People with all other types of HCV have no reason to wait for treatment. No medication in advanced trials promises to work any better than the sofosbuvir and ribavirin combination.

Still, estimates about how many people will seek treatment and when they will seek it vary widely.

Gilead Sciences, the company that makes sofosbuvir, expects that about 150,000 Americans will seek treatment next year, when both AbbieVie’s 3D regimen and its 2-drug combo for genotype 1 patients hit the market.8

PricewaterhouseCoopers, however, estimates that nearly 80,000 privately insured Americans will seek treatment next year.9 If that number is right, then the total number receiving treatment next year may be far above Gilead’s estimate because a majority of HCV patients receive their health benefits from Medicaid, Medicare, the Veterans Administration, or a prison system.10

The numbers are already huge. Second- quarter 2014 sales revenues for sofosbuvir were $3.5 billion, and some analysts expect quarterly sales to increase over the next couple years.

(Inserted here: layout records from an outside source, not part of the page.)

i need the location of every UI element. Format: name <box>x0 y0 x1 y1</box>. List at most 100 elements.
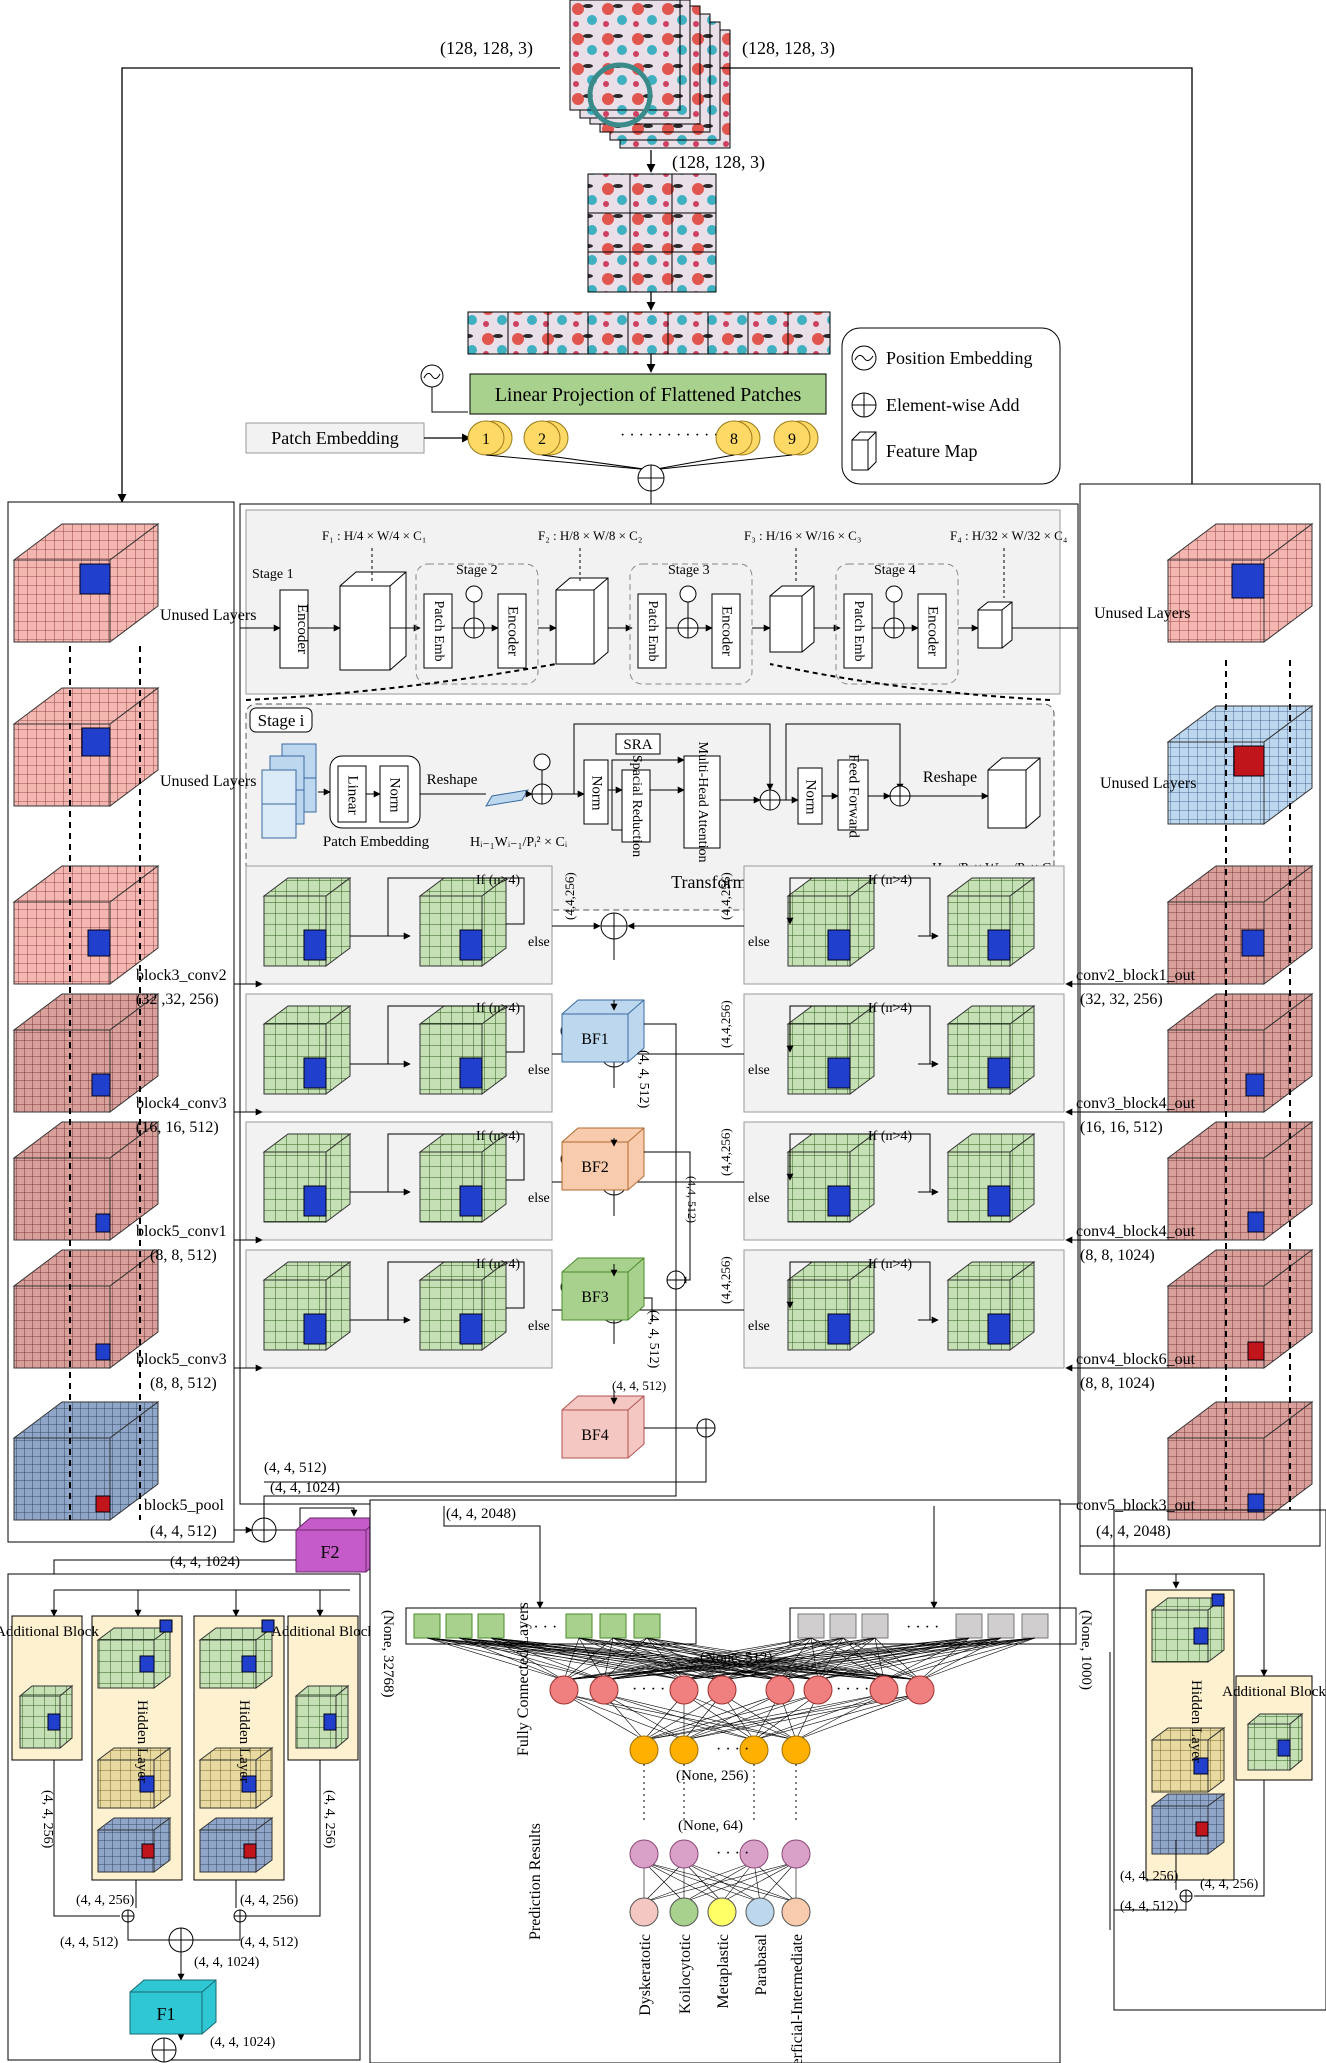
svg-text:Feed Forward: Feed Forward <box>846 754 862 838</box>
dim-32768: (None, 32768) <box>380 1610 396 1697</box>
svg-text:Encoder: Encoder <box>294 604 310 654</box>
svg-text:Stage 4: Stage 4 <box>874 563 916 578</box>
svg-text:(4, 4, 256): (4, 4, 256) <box>1200 1877 1259 1892</box>
feature-unit-green <box>477 1613 505 1639</box>
else-label: else <box>748 1191 770 1206</box>
right-map-c5b3 <box>1166 1401 1314 1521</box>
neuron-512 <box>869 1675 899 1705</box>
svg-text:BF2: BF2 <box>581 1159 609 1176</box>
svg-text:(4, 4, 512): (4, 4, 512) <box>60 1935 119 1950</box>
else-label: else <box>748 1319 770 1334</box>
label-c2b1: conv2_block1_out <box>1076 967 1196 984</box>
stage4-group <box>835 563 959 685</box>
vector-ellipsis: · · · · <box>906 1619 939 1636</box>
fusion-map-a <box>262 877 352 967</box>
svg-text:Norm: Norm <box>803 780 819 815</box>
left-unused-2: Unused Layers <box>160 773 256 790</box>
patched-image <box>587 173 717 293</box>
neuron-512 <box>905 1675 935 1705</box>
svg-text:(4,4, 512): (4,4, 512) <box>685 1176 699 1223</box>
class-label: Metaplastic <box>715 1934 732 2009</box>
input-cube-stack <box>261 743 317 839</box>
label-block5-pool: block5_pool <box>144 1497 225 1514</box>
f3-feature-map <box>769 585 815 653</box>
token-strip <box>485 789 529 807</box>
feature-unit-gray <box>987 1613 1015 1639</box>
fusion-rows: If (n>4) If (n>4) else else (4,4,256) (4,4,25… <box>245 865 1065 1369</box>
svg-text:BF4: BF4 <box>581 1427 609 1444</box>
svg-text:(4, 4, 512): (4, 4, 512) <box>1120 1899 1179 1914</box>
token-9: 9 <box>788 431 796 448</box>
f2-out: (4, 4, 1024) <box>170 1554 240 1570</box>
feature-unit-gray <box>829 1613 857 1639</box>
output-neuron <box>669 1897 699 1927</box>
f2-feature-map <box>555 577 609 665</box>
sra-label: SRA <box>623 737 652 753</box>
f4-label: F₄ : H/32 × W/32 × C₄ <box>950 528 1068 543</box>
right-map-c2b1 <box>1166 865 1314 985</box>
dim-c4b6: (8, 8, 1024) <box>1080 1375 1155 1392</box>
neuron-512 <box>707 1675 737 1705</box>
flattened-patches <box>467 311 831 355</box>
dim-label: (4,4,256) <box>718 1256 733 1304</box>
fusion-map-b <box>418 1261 508 1351</box>
hidden-label: Hidden Layer <box>236 1700 252 1783</box>
svg-text:Spacial Reduction: Spacial Reduction <box>629 755 644 857</box>
class-label: Superficial-Intermediate <box>789 1934 806 2063</box>
feature-unit-green <box>599 1613 627 1639</box>
right-map-c3b4 <box>1166 993 1314 1113</box>
svg-text:(4, 4, 256): (4, 4, 256) <box>76 1893 135 1908</box>
if-label: If (n>4) <box>476 1257 520 1272</box>
output-neuron <box>629 1897 659 1927</box>
output-neuron <box>707 1897 737 1927</box>
dim-block4: (16, 16, 512) <box>136 1119 219 1136</box>
neuron-64 <box>739 1839 769 1869</box>
token-row: 1 2 · · · · · · · · · · · · 8 9 <box>467 420 819 456</box>
output-neuron <box>781 1897 811 1927</box>
f3-label: F₃ : H/16 × W/16 × C₃ <box>744 528 861 543</box>
token-ellipsis: · · · · · · · · · · · · <box>620 427 728 444</box>
additional-label: Additional Block <box>271 1624 375 1640</box>
dim-label: (4,4,256) <box>718 1000 733 1048</box>
dim-pool: (4, 4, 512) <box>150 1523 217 1540</box>
feature-unit-gray <box>861 1613 889 1639</box>
additional-label: Additional Block <box>0 1624 99 1640</box>
stage1-label: Stage 1 <box>252 567 294 582</box>
hidden-map-green <box>198 1627 274 1689</box>
legend-feature: Feature Map <box>886 441 977 461</box>
svg-text:(4, 4, 256): (4, 4, 256) <box>1120 1869 1179 1884</box>
dim-label: (4,4,256) <box>562 872 577 920</box>
neuron-ellipsis: · · · · <box>632 1681 665 1698</box>
sra-norm <box>583 759 609 825</box>
left-map-unused-2 <box>12 687 160 807</box>
else-label: else <box>748 935 770 950</box>
stage3-patch-emb <box>637 593 667 669</box>
fusion-map-b <box>418 1133 508 1223</box>
left-unused-1: Unused Layers <box>160 607 256 624</box>
fusion-map-b <box>418 877 508 967</box>
fusion-map-d <box>946 1005 1036 1095</box>
br-additional-map <box>1246 1712 1304 1772</box>
feature-unit-green <box>413 1613 441 1639</box>
f2-in1: (4, 4, 512) <box>264 1460 327 1476</box>
right-map-c4b6 <box>1166 1249 1314 1369</box>
stage3-encoder <box>711 593 741 669</box>
svg-text:Patch Emb: Patch Emb <box>645 600 660 661</box>
stage3-group <box>629 563 753 685</box>
if-label: If (n>4) <box>476 1129 520 1144</box>
svg-text:(4, 4, 1024): (4, 4, 1024) <box>210 2035 276 2050</box>
feature-unit-gray <box>1021 1613 1049 1639</box>
label-block3-conv2: block3_conv2 <box>136 967 227 984</box>
svg-text:Linear: Linear <box>345 775 361 814</box>
svg-text:Patch Emb: Patch Emb <box>851 600 866 661</box>
dim-512: (None, 512) <box>700 1650 772 1666</box>
stage-i-patch-embedding: Patch Embedding <box>323 834 430 850</box>
label-block5-conv3: block5_conv3 <box>136 1351 227 1368</box>
right-map-c4b4 <box>1166 1121 1314 1241</box>
bottom-right-blocks: Hidden Layer Additional Block <box>1145 1589 1326 1881</box>
if-label: If (n>4) <box>476 1001 520 1016</box>
additional-map <box>294 1684 350 1750</box>
bf1-block <box>561 999 645 1063</box>
neuron-512 <box>589 1675 619 1705</box>
hidden-label: Hidden Layer <box>134 1700 150 1783</box>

PricewaterhouseCoopers estimates that the cost of sofosbuvir alone will increase the total cost of private insurance by half a percentage point next

year. The Kaiser Family Foundation estimates that the cost of sofosbuvir could increase Medicare drug-care premiums up to 8%.11

But the greatest burden will likely fall on state prisons and Medicaid programs, which together provide hepatitis care for 750,000 people. States could face a $55 billion bill if every infected patient in both systems seeks care.12

“If Medicaid programs covered these treatments with no limits, it would both double their total spending on all medication and force dramatic cuts elsewhere, and that would not be right,” said Matt Salo, executive director of the National Association of Medicaid Directors.

“If we cannot get providers to alter the price point, then we are going to have to alter the universe of people who are eligible to receive it,” he added.

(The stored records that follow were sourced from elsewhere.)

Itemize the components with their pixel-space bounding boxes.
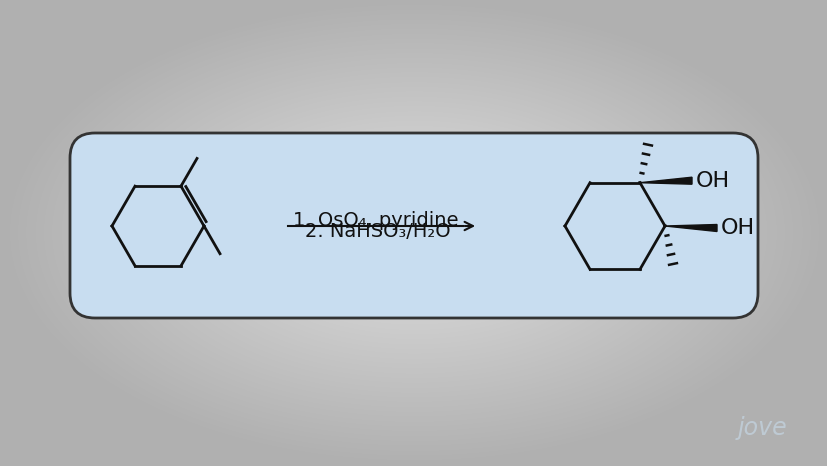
Text: 2. NaHSO₃/H₂O: 2. NaHSO₃/H₂O (304, 222, 450, 241)
Text: OH: OH (720, 218, 754, 238)
Polygon shape (664, 225, 716, 232)
Text: 1. OsO₄, pyridine: 1. OsO₄, pyridine (293, 211, 457, 230)
Text: jove: jove (736, 416, 786, 440)
FancyBboxPatch shape (70, 133, 757, 318)
Polygon shape (639, 177, 691, 184)
Text: OH: OH (696, 171, 729, 191)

Even if payers limit coverage to people who would have sought treatment with older medications, people whose HCV has begun doing real damage, patients will still benefit from the new medications, and coinfected patients will likely benefit more than most.

Their tendency to develop serious liver problems faster and more frequently than patients infected with HCV alone strengthens their claim to treatment. It also strengthens the financial incentives for payers to cover such patients early and save on future costs.

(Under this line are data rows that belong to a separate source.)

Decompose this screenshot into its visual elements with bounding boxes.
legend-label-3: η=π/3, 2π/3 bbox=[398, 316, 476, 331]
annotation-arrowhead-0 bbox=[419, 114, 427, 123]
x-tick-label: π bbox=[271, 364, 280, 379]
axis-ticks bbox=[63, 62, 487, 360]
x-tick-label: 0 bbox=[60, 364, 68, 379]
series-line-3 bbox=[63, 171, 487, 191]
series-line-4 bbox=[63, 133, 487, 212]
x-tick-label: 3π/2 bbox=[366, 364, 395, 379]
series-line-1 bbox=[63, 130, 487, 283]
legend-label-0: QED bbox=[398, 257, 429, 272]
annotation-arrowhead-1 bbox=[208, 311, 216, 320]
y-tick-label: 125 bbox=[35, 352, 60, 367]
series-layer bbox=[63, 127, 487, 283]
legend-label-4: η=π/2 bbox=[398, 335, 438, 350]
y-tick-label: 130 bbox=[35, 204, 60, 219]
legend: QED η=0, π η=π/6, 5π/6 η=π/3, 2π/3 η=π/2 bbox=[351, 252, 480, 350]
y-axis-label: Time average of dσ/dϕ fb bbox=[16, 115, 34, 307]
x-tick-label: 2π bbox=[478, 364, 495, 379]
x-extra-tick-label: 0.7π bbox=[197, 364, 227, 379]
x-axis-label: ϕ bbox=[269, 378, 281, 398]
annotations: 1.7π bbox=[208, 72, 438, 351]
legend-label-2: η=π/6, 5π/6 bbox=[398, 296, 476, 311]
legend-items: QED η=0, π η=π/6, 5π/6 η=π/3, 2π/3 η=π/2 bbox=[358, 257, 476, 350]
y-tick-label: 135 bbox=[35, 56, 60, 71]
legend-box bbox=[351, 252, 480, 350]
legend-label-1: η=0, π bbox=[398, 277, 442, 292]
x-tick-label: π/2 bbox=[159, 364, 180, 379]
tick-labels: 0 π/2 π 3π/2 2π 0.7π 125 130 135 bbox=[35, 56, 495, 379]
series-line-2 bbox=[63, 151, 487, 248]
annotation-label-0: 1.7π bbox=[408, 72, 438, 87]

Those future costs are substantial, even for people who only have HCV. Roughly 65% of people who become infected will develop a serious liver problem and up to 20% will develop cirrhosis.13 Indeed, HCV is the leading cause of liver transplants in the United States, a procedure that generally costs well over $300,000.14

That said, widespread early treatment might never pay for itself. One recent study suggests that the average lifetime medical costs associated with 1 new case of HCV are $64,490,15 considerably less than the cost of 1 treatment. What’s more, a study by the Institute for Clinical & Economic Review predicted that the 20-year savings from early cures would only cover 85% of the cost for a single course of sofosbuvir.16

The math only really changes when models assume that an aggressive push combining diagnosis and treatment—one that found more than a million undiagnosed cases and cured nearly every one with the disease—could essentially eradicate HCV.

“Such an effort might eliminate the future medical costs of people who are already infected and prevent millions more from ever becoming infected and ever needing an expensive cure. But at today’s price, it would cost $300 billion, an amount of money that plans, taxpayers, and consumers can’t possibly shoulder,” said Larry McNeely, policy director for the National Coalition on Health Care.

“Many payer budgets are basically fixed, so every $84,000 they spend on Sovaldi for an asymptomatic patient is $84,000 they cannot spend on people who have immediate problems,” said McNeely. “Even if you could eliminate hepatitis C, that trade-off makes no sense.


“That’s not to say payers will simply refuse to cover it,” he added, “but they will have to weigh the costs and benefits. The reality is that many fewer people will get this drug at the current price point than would have gotten it had Gilead chosen a significantly lower price point.”